Le secteur de la restauration du midi se structure différemment avec l’arrivée progressive des cloud kitchens ou les nouveaux rayons traiteurs des enseignes et la digitalisation des offres de restauration individuelles et collectives se sont accélérées pour lutter contre la forte concurrence.
Si mon bureau est à la maison, qu’est-ce qui reste au bureau ?
Oui, le travail a envahi nos maisons. Le confinement a fait émerger le télétravail au rang de fait de société. Il est encore trop tôt pour apprécier les données d’accords des entreprises sur le home office. Les négociations actuelles avec les syndicats et la survie du virus laissent à penser que les parties prenantes, qui ont fait preuve d’agilité au début de la pandémie, vont devoir composer avec les nouvelles aspirations et contraintes des collaborateurs.
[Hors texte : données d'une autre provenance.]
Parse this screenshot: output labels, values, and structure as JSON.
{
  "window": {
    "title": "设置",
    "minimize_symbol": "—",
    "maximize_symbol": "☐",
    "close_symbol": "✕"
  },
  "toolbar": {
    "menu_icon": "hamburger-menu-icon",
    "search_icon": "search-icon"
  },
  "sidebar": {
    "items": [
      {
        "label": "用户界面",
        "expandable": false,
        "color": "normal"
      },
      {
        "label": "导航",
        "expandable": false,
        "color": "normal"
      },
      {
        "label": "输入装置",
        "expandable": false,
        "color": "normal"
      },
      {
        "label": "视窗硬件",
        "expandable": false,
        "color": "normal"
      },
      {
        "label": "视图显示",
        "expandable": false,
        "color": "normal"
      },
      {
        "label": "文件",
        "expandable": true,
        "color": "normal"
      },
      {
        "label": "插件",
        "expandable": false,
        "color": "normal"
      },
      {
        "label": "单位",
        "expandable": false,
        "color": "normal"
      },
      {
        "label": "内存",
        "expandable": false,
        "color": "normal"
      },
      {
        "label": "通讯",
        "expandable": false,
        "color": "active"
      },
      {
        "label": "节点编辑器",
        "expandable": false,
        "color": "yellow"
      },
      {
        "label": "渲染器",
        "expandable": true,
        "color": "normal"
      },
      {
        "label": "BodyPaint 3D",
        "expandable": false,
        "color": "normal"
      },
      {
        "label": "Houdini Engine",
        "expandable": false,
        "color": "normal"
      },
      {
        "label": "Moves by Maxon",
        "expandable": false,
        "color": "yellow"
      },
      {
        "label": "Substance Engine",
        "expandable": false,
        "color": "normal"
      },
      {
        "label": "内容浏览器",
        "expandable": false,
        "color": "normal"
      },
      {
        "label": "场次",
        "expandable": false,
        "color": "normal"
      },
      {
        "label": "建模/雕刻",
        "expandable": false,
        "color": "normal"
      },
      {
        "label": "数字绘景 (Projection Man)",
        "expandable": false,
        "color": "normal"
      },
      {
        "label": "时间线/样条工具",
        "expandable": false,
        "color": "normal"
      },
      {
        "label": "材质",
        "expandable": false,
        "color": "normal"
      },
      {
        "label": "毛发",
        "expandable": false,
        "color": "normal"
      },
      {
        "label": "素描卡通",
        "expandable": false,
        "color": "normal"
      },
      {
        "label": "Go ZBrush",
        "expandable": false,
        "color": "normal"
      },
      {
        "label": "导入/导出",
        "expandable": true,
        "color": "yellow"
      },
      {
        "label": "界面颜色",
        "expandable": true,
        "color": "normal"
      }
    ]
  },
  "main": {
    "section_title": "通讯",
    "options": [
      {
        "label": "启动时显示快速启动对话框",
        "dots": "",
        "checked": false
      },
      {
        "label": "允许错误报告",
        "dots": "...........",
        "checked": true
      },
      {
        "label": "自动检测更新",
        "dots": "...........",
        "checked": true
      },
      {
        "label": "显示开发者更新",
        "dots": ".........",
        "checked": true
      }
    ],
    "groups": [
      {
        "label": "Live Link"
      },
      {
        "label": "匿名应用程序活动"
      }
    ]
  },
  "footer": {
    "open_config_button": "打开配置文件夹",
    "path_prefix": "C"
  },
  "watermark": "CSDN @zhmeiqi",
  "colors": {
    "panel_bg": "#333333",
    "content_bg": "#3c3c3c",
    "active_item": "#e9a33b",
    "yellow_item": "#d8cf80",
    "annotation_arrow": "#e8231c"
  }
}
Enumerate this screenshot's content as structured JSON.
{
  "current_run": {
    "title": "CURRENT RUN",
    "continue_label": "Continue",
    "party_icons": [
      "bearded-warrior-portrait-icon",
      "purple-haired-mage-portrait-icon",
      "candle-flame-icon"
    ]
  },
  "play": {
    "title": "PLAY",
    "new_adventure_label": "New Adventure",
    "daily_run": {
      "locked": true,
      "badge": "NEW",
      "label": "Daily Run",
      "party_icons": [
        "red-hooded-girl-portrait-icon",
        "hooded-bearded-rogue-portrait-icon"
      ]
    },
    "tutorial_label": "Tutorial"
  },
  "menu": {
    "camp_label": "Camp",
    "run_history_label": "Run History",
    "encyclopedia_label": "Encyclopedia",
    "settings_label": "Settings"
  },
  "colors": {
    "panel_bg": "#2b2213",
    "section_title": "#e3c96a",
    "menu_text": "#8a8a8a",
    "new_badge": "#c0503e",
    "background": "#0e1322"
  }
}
La question des coûts immobiliers des bureaux est clairement reposée, au gré des mises en place de rotations d’équipes, d’un télétravail plus généralisé, mieux organisé et accepté. Le bureau du futur tend à perdre ses frontières entre le professionnel et le privé, vers un nouvel équilibre de responsabilisation et de confiance.
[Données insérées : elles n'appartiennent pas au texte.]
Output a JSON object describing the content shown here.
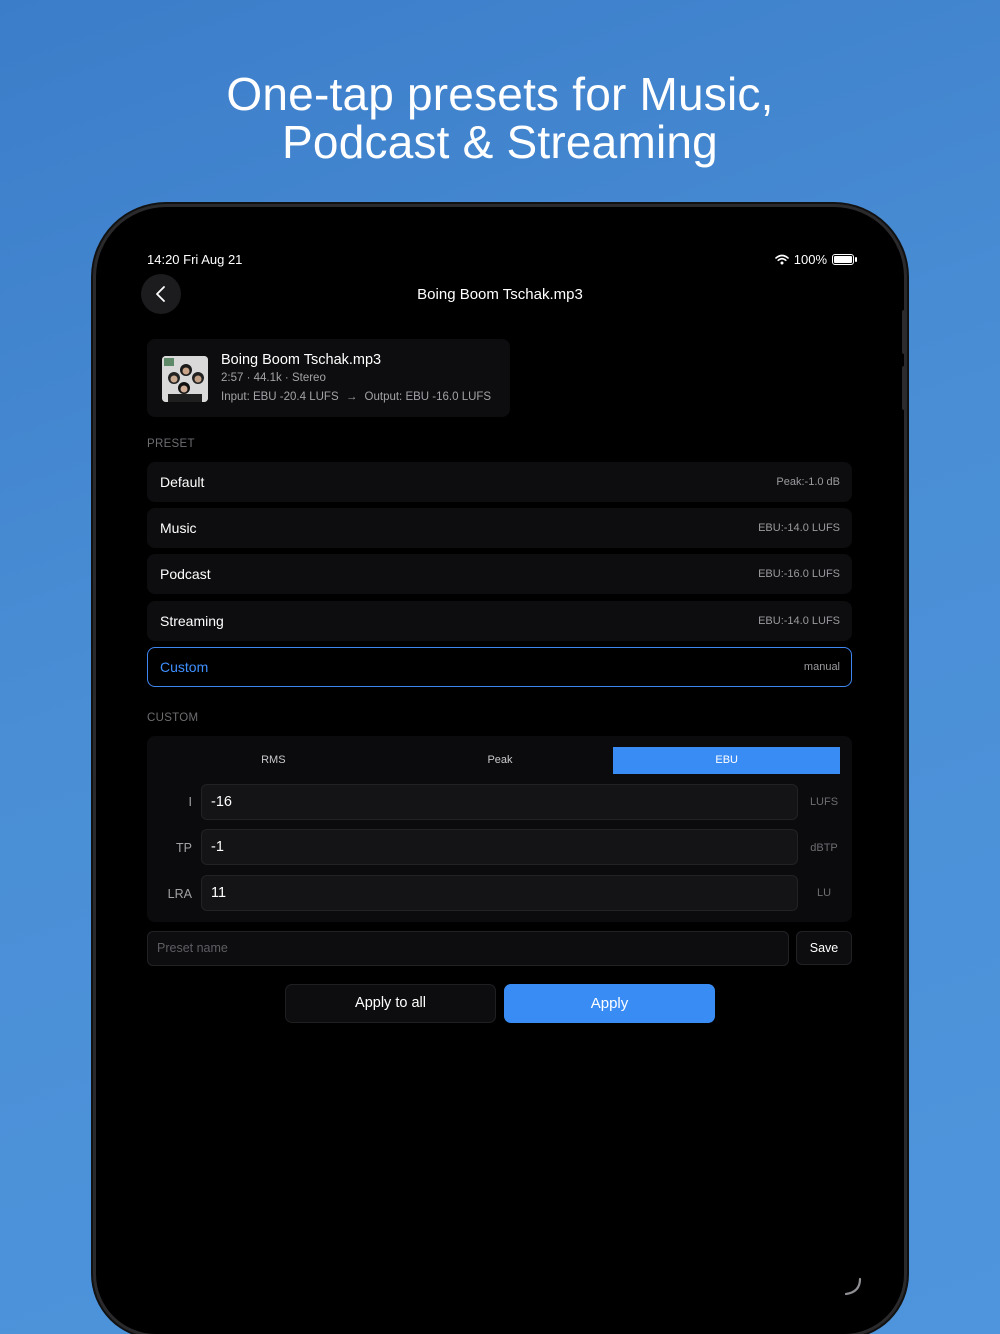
{
  "headline": {
    "line1": "One-tap presets for Music,",
    "line2": "Podcast & Streaming"
  },
  "status_bar": {
    "time_date": "14:20  Fri Aug 21",
    "battery": "100%"
  },
  "nav": {
    "back_icon": "chevron-left-icon",
    "title": "Boing Boom Tschak.mp3"
  },
  "file": {
    "name": "Boing Boom Tschak.mp3",
    "meta": "2:57 · 44.1k · Stereo",
    "input": "Input: EBU -20.4 LUFS",
    "arrow": "→",
    "output": "Output: EBU -16.0 LUFS"
  },
  "preset_section": {
    "label": "PRESET",
    "items": [
      {
        "name": "Default",
        "value": "Peak:-1.0 dB"
      },
      {
        "name": "Music",
        "value": "EBU:-14.0 LUFS"
      },
      {
        "name": "Podcast",
        "value": "EBU:-16.0 LUFS"
      },
      {
        "name": "Streaming",
        "value": "EBU:-14.0 LUFS"
      },
      {
        "name": "Custom",
        "value": "manual",
        "selected": true
      }
    ]
  },
  "custom_section": {
    "label": "CUSTOM",
    "modes": [
      "RMS",
      "Peak",
      "EBU"
    ],
    "active_mode": "EBU",
    "fields": [
      {
        "label": "I",
        "value": "-16",
        "unit": "LUFS"
      },
      {
        "label": "TP",
        "value": "-1",
        "unit": "dBTP"
      },
      {
        "label": "LRA",
        "value": "11",
        "unit": "LU"
      }
    ],
    "preset_name_placeholder": "Preset name",
    "save_label": "Save"
  },
  "actions": {
    "apply_all_label": "Apply to all",
    "apply_label": "Apply"
  },
  "colors": {
    "accent": "#3a8cf5",
    "background_gradient": "#4a8fd6",
    "screen": "#000000"
  }
}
Après des années d’engouement, les espaces de coworking ont été mis à mal durant le confinement. Dans le même temps, des lieux professionnels, devenus trop grands, pensent déjà à refondre certains espaces en logements privés, avec espaces modulaires de travail. La logique immobilière des entreprises va inéluctablement changer face aux mutations du “bureau”, comme lieu de rencontres entre collaborateurs, mais aussi espace pour s’isoler en toute sécurité.
La maison partagée avec les autres ?
L’expérience de l’isolement liée au confinement a été dramatique pour certains foyers. Le manque d’échanges, de personnes vers qui se tourner en cas de besoin, cantonnés aux limites d’une proximité directe, ont rendu plus pertinentes que jamais les initiatives en faveur de lieux de vie plus inclusifs et collectifs.
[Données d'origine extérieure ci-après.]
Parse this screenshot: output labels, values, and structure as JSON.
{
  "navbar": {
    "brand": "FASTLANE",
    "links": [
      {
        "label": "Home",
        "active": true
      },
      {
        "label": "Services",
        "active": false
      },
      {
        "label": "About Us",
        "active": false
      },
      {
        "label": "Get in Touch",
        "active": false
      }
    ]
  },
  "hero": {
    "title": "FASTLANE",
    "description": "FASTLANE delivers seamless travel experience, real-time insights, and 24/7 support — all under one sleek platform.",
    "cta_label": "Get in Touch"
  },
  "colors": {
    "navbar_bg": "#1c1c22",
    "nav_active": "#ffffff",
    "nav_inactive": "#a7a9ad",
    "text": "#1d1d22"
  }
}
Mais les belles histoires – voisins qui se rapprochent à la faveur de la crise, initiatives faisant la part belle à l’entraide solidaire et la créativité – vont aussi dans le sens d’une maison qui s’ouvre, avec un état d’esprit tourné vers le partage.
Même s’il ne représente qu’une part infime du marché immobilier à date, le coliving est emblématique de cette tendance : sortir de l’isolement, partager des espaces communs avec des personnes avec qui converser au quotidien, bénéficier ensemble de services utiles à toute une communauté…
Réinventer le modèle du logement individuel avec en prime, la promesse de retisser le lien social distendu dans nos cités modernes. Une préoccupation partagée par les architectes et autres acteurs et porteurs de projets engagés dans le développement de villes plus inclusives et écoresponsables.
En conclusion…
Le contexte Covid a fait voler en éclats l’organisation de la maison. Elle est devenue véritable lieu de vie et s’ouvre au partage sous de nombreuses formes.
Y aura-t-il exode massif des villes vers les banlieues, voire vers le Sud pour aller chercher un bout de jardin et plus de soleil, vers les littoraux pour y trouver la quiétude du bord de mer ? Il est encore trop tôt pour le dire.
Ce qui est certain, c’est qu’en rendant le télétravail possible sur une large échelle, et en préservant l’agilité des organisations, il est tout d’un coup devenu plus fluide de combiner vie professionnelle et vie personnelle – et ceci, sans opposition.
Le lien social évolue, et la maison occupe une place encore plus centrale dans sa construction : on rencontre nos clients dans leur maison, on est à la maison quand nos enfants rentrent de l’école, on finit une classe de yoga en Zoom et on rentre en réunion la minute d’après… Impossible d’imaginer cela il y a 6 mois ! Le rapport au temps et à l’espace a été bouleversé.
Les marques s’emparent de tous ces nouveaux insights et modes de vies, dans leur communication et leurs développements de services. Elles ont un rôle crucial à jouer pour nous guider vers ces nouveaux usages, nous divertir, prendre soin de nous, et nous connecter.